Clinical heart preservation is currently limited to only 4-6 hr, while the kidney, liver, and pancreas can tolerate 24-48 hr of cold ischemia. A fundamental difference between these organs is that the heart is contractile, containing large quantities of actin and
myosin, and is susceptible to
contracture-induced injury caused by energy deprivation. We have quantified and correlated the onset of
contracture with levels of
ATP and
glycogen during cold storage in rabbit hearts flushed with
UW solution, with and without 1 mM
calcium (Ca), or 3 mM iodoacetate (IAA). A fluid-filled left ventricular balloon was used to generate pressure-volume curves (compliance) at 1, 6, 12, 18, and 24 hr of cold storage. Onset of
contracture occurred in UW stored hearts at 18 hr,
contracture in hearts exposed to Ca occurred between 6 and 12 hr. Compliance was significantly less in hearts exposed to Ca at 12, 18, and 24 hr (P less than .01) than in hearts without Ca.
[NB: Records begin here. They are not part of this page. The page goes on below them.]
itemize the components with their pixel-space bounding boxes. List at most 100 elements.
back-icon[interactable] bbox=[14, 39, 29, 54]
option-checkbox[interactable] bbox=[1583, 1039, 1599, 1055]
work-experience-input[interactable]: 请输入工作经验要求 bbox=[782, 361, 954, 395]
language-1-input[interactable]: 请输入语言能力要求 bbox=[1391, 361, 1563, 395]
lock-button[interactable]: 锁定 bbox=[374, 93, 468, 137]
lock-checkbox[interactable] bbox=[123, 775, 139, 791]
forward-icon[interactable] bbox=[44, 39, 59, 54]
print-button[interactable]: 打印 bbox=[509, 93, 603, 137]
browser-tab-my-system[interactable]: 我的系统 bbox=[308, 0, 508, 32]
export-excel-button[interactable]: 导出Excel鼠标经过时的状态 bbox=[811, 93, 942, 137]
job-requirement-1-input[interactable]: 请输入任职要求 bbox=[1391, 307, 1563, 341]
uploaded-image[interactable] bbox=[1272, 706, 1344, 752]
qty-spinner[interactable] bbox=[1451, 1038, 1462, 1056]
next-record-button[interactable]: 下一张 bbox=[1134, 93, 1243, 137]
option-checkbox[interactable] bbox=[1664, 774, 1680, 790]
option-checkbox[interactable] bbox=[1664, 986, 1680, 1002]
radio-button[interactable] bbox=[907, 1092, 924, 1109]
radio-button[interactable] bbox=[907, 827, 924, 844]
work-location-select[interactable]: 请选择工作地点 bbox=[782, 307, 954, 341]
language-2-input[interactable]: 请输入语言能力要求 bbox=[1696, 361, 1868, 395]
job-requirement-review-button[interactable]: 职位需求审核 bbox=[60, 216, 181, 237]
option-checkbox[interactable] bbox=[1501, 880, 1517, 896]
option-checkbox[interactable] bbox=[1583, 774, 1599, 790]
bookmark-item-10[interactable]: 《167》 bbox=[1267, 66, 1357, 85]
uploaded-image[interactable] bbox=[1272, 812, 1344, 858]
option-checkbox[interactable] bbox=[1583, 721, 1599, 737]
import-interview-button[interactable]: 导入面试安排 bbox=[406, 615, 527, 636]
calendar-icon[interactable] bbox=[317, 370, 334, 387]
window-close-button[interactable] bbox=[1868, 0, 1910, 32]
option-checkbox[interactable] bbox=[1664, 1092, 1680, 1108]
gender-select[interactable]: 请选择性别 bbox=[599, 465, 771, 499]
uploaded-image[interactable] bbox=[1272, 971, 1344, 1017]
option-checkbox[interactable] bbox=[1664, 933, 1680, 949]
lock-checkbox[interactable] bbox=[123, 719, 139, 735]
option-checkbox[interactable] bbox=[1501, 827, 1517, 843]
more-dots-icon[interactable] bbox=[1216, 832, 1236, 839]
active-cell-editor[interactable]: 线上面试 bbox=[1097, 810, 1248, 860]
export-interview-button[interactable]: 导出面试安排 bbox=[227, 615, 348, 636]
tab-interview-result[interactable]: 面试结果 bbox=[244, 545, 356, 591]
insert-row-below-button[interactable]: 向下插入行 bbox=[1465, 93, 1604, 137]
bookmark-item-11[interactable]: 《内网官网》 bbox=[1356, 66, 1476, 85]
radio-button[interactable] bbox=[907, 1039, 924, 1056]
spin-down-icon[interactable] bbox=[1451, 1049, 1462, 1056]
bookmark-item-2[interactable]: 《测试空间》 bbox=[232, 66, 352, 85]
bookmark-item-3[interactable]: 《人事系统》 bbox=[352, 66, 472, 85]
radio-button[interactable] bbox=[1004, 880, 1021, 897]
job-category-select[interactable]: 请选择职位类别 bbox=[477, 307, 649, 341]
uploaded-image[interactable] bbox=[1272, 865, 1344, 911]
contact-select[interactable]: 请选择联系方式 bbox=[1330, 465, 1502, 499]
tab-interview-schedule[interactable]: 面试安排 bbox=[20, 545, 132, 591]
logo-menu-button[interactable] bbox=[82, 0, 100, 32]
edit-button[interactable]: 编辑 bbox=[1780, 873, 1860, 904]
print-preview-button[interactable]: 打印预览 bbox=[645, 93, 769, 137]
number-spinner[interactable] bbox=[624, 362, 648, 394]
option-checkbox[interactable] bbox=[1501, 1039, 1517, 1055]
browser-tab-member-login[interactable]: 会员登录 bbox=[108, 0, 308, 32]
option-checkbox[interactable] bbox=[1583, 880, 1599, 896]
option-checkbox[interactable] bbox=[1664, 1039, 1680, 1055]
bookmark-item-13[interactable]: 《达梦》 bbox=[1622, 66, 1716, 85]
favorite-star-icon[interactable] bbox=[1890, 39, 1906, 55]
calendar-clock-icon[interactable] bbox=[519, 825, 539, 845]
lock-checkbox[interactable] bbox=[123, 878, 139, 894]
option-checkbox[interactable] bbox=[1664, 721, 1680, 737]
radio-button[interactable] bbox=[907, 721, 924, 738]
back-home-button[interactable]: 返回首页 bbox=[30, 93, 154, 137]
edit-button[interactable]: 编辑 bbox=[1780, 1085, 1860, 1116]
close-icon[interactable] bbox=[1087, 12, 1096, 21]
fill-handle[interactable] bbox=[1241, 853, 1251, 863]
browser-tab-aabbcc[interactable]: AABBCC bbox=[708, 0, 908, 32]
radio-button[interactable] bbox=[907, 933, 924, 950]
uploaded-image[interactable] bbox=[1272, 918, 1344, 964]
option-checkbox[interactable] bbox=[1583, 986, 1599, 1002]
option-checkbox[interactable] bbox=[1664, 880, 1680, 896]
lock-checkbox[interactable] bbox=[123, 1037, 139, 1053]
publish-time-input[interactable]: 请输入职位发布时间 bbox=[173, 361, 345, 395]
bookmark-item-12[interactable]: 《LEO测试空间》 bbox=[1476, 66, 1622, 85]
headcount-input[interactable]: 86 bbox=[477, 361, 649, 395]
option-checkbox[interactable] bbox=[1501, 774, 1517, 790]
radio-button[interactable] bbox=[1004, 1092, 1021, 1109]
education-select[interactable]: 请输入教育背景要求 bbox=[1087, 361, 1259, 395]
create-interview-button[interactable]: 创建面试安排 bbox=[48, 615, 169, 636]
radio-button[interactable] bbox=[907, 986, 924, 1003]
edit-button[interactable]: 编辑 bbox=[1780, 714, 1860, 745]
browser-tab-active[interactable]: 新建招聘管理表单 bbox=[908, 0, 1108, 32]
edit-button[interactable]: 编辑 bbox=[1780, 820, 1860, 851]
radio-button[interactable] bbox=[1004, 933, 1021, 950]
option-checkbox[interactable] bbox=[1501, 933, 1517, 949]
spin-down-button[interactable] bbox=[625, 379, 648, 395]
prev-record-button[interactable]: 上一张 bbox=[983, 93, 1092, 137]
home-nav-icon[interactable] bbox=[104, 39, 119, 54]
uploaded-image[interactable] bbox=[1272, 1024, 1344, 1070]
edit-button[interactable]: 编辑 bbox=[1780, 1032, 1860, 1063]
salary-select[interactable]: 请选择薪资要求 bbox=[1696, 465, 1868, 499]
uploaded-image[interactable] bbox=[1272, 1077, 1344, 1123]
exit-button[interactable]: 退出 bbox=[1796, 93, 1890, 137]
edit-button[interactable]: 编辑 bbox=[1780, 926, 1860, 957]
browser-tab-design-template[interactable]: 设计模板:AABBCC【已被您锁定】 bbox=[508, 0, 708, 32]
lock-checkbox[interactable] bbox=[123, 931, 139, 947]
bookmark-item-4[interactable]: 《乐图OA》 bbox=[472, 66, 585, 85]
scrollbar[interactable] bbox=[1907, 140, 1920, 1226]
ATP levels were well maintained for up to 18 hr in the hearts preserved in
UW solution (78%), but fell more rapidly in the presence of Ca at 12 hr (P less than .005), 18 hr (P less than .005), and 24 hr (P less than .05). In comparison, the
ATP supply of the liver and kidney was exhausted by only 4 hr of cold storage. Onset of myocardial
contracture correlated with a decrease in
ATP to less than 80% of control, and
contracture accelerated
ATP decline 3-6-fold. IAA caused nearly complete myocardial
contracture and
ATP depletion within 2 hr. Isolated heart function was 77% and 73% at 6 and 12 hr of storage, but fell to 54% and 42% at 18 and 24 hr, respectively, coinciding with development of
contracture. We conclude that
ischemic contracture in this model is a major cause of myocardial damage during cold storage, and is accelerated by the presence of Ca. Other organs can be successfully stored despite exhaustion of
ATP reserves. Thus successful cold-storage of the heart is highly
ATP-dependent. Since cold storage inevitably leads to
ATP depletion, extension of myocardial ischemic tolerance will depend on either reversible inhibition of
ATP hydrolysis during storage, reversible uncoupling of
contracture development from
ATP depletion, or maintaining
ATP production by continuous hypothermic perfusion.